From Jacobin
If there is any consistent through line in Joe Biden’s long career, it is his commitment to the ideology of austerity.
He has obsessively pushed for Social Security cuts for decades, and he is stocking his administration with deficit hawks — including today’s announcement that notorious Social Security cutter Bruce Reed will be White House deputy chief of staff. Biden has even threatened to veto Medicare for All legislation on the grounds that it costs too much (even though Congress says it would actually save a lot of money).
Now, in the whittling down of the stimulus legislation, we see the first concrete example of how Biden’s ideology can change policy in deeply destructive ways.
As pain and suffering is crescendoing across the country, Biden refrained from aggressively pushing the bipartisan initiative for $1,200 survival checks. Indeed, at a time when there was a legitimate chance to flip some Republicans against McConnell and push for a more robust stimulus, he demurred.
However, the New York Times reminds us today that Biden was “not an idle bystander in the negotiations.” On the contrary, the paper of record tells us that the president-elect played a decisive role in making sure the legislation was cut in half. Here is the key excerpt:
With Republican and Democratic leaders in the House and Senate far apart on how much they were willing to accept in new pandemic spending, Mr. Biden on Dec. 2 threw his support behind the $900 billion plan being pushed by the centrist group. The total was less than half of the $2 trillion that Speaker Nancy Pelosi and Senator Chuck Schumer, Democrat of New York, had been insisting on.
Mr. Biden’s move was not without risks. If it had failed to affect the discussions, the president-elect risked looking powerless to move Congress before he had taken the oath of office. But members of both parties said his intervention was constructive and gave Democrats confidence to pull back on their demands.
Read that again, just so it sinks in: Biden endorsing an initiative to slash the stimulus bill in half “gave Democrats confidence to pull back on their demands” for a much more robust rescue package at a time when America faces rising food insecurity and poverty. His enthusiastic lauding of the final bill underscores the role he played.
“In November, the American people spoke clearly that now is a time for action and compromise,” Biden said in a statement. “I am heartened to see members of Congress heed that message, reach across the aisle, and work together. This is a model for the challenging work ahead for our nation.”
That last line of Biden’s statement is arguably the most disturbing foreshadow of all: He is depicting the process — which starved America for months and now skimps on benefits — as a terrific “model” for the future.
Notably, Biden’s austerity ideology was not aimed at the $671 billion military spending package that was tacked onto the COVID rescue bill, which also included billions for Trump’s Space Force and new weapons systems. Instead, austerity was targeted at the part of the omnibus legislation that was supposed to help people whose lives have been destroyed by the pandemic.

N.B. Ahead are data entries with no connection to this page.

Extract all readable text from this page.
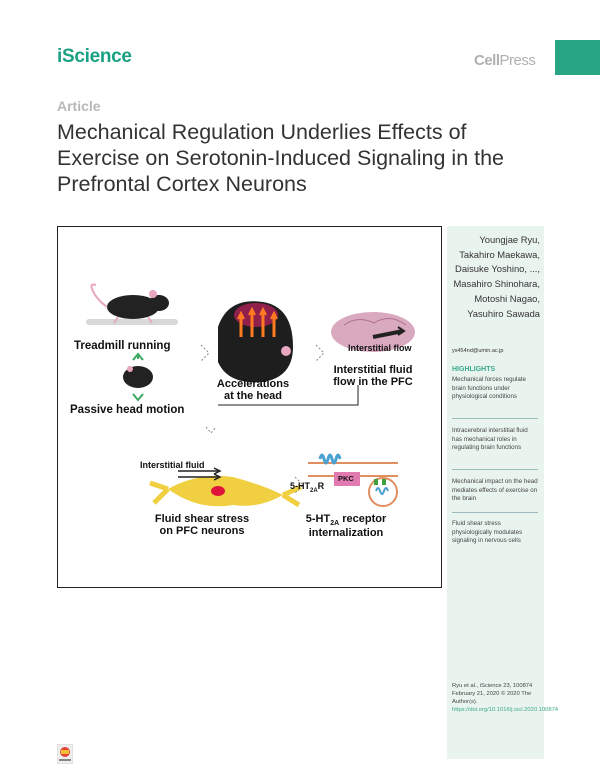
iScience	CellPress
Article
Mechanical Regulation Underlies Effects of Exercise on Serotonin-Induced Signaling in the Prefrontal Cortex Neurons
Treadmill running
Passive head motion
Accelerations
at the head
Interstitial flow
Interstitial fluid
flow in the PFC
Interstitial fluid
Fluid shear stress
on PFC neurons
$5-HT_{2A}R$
PKC
$5-HT_{2A}$ receptor
internalization
Youngjae Ryu, Takahiro Maekawa, Daisuke Yoshino, ..., Masahiro Shinohara, Motoshi Nagao, Yasuhiro Sawada
ys454nd@umin.ac.jp
HIGHLIGHTS
Mechanical forces regulate brain functions under physiological conditions
Intracerebral interstitial fluid has mechanical roles in regulating brain functions
Mechanical impact on the head mediates effects of exercise on the brain
Fluid shear stress physiologically modulates signaling in nervous cells
Ryu et al., iScience 23, 100874 February 21, 2020 © 2020 The Author(s).
https://doi.org/10.1016/j.isci.2020.100874
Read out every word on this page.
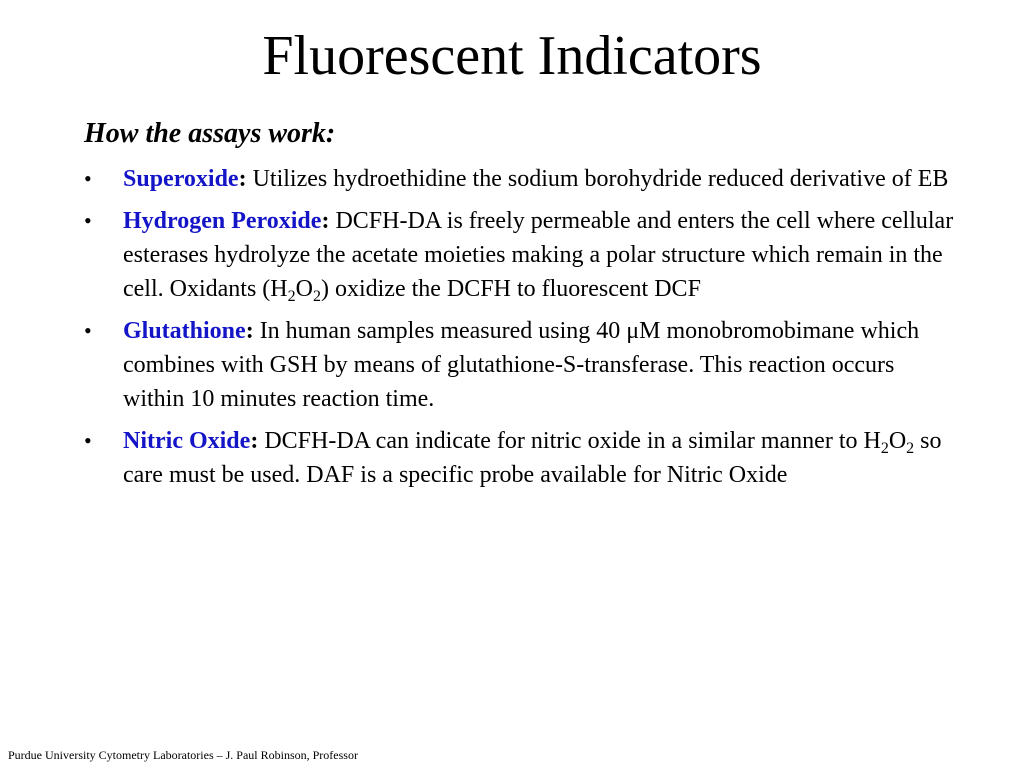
Fluorescent Indicators

How the assays work:

•	Superoxide: Utilizes hydroethidine the sodium borohydride reduced derivative of EB
•	Hydrogen Peroxide: DCFH-DA is freely permeable and enters the cell where cellular esterases hydrolyze the acetate moieties making a polar structure which remain in the cell. Oxidants $(H_2O_2)$ oxidize the DCFH to fluorescent DCF
•	Glutathione: In human samples measured using 40 μM monobromobimane which combines with GSH by means of glutathione-S-transferase. This reaction occurs within 10 minutes reaction time.
•	Nitric Oxide: DCFH-DA can indicate for nitric oxide in a similar manner to $H_2O_2$ so care must be used. DAF is a specific probe available for Nitric Oxide

Purdue University Cytometry Laboratories – J. Paul Robinson, Professor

Biden’s pernicious role in this episode previews what we can expect when he takes office. After all, if you draw a Venn diagram of Biden’s priorities and McConnell’s priorities, the overlap is budget cutting zealotry — and Biden is building an administration full of precisely those kinds of zealots.

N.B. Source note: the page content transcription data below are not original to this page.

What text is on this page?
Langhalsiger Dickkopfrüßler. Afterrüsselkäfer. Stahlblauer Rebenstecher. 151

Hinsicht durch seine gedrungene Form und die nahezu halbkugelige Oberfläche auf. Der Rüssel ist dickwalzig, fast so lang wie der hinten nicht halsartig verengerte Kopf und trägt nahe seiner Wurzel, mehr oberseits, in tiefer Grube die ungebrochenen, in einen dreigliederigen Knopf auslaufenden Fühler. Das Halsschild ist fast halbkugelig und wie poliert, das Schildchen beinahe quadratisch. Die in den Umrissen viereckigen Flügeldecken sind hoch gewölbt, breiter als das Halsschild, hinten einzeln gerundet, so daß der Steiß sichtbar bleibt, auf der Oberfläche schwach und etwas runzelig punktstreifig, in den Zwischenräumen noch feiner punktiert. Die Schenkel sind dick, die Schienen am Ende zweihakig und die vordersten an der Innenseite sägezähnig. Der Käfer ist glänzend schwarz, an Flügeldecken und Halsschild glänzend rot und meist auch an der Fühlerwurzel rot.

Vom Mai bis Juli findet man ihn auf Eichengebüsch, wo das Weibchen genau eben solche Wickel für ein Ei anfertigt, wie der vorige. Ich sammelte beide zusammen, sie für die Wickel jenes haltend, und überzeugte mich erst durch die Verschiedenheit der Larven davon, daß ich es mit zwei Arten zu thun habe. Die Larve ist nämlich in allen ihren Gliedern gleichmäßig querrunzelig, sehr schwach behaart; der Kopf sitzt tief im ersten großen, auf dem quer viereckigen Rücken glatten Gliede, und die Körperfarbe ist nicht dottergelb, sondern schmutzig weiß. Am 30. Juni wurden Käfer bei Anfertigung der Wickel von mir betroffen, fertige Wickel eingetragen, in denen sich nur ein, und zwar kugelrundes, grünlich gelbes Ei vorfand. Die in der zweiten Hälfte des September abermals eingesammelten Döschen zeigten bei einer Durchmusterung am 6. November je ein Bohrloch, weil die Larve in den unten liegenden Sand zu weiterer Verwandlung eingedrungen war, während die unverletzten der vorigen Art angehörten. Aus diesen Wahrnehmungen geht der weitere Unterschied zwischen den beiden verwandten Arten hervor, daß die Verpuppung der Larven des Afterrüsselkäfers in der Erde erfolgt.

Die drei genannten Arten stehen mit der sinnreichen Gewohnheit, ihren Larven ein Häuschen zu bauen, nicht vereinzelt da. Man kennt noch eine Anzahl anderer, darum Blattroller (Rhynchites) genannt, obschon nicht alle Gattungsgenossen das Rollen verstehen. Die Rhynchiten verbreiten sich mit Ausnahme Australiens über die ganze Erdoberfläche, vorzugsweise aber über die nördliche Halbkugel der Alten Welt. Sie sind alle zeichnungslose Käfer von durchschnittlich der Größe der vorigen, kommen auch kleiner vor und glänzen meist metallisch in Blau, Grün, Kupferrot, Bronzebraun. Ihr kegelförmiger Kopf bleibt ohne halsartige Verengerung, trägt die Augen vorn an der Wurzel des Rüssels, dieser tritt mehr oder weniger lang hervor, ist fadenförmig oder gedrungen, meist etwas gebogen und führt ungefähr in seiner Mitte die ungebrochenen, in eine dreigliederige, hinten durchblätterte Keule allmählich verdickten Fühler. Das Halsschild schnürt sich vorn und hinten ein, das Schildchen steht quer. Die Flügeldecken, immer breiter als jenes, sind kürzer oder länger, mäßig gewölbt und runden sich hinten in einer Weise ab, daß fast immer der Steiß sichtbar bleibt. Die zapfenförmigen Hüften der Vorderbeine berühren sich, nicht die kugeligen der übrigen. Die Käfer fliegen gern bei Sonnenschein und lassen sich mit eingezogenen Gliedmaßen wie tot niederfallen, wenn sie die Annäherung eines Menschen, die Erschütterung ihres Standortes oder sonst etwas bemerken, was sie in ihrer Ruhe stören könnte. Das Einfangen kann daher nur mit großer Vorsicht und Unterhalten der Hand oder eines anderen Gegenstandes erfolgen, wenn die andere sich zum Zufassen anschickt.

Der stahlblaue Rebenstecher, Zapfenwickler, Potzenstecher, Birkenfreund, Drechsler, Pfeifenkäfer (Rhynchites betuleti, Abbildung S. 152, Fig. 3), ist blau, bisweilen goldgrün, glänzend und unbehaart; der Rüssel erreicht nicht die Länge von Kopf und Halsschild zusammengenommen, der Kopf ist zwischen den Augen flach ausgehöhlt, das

I don’t particularly enjoy being the bearer of bad news here — it’s not fun to report on these painful truths. But it’s better that we know what we’re dealing with, rather than pretending everything is swell.
When it comes to budget politics, I’ve spent the last year and a half of my life warning about the dangers of Biden’s particular brand of austerity ideology — and for the most part, few have seemed to care about it at all. In fact, Democratic voters happily rewarded Biden with their party’s nomination, even after a series of ads and primary debates spotlighted him bragging about working with Republicans to try to slash Social Security.
Perhaps Biden skated because he so brazenly lied about his own record and because austerity can seem like such an esoteric and intangible concept.
But now we see what Biden austerity means in practice. It means meager $600 survival checks instead of $1,200 checks in the same package that pours money into the Pentagon, gives rich people big new tax breaks and doubles funding for Congress’s own private health care system. It means inadequate unemployment benefits in a bill that devotes $6 billion to making business executives’ meals tax deductible and $3 billion to a tax break for landlords.
If progressive advocacy groups, activists, and lawmakers do not call out and confront austerity politics head on, it is going to be a painful four years. They’ve been warned about Biden’s ideology for a long time — the stimulus bill is the biggest warning of all.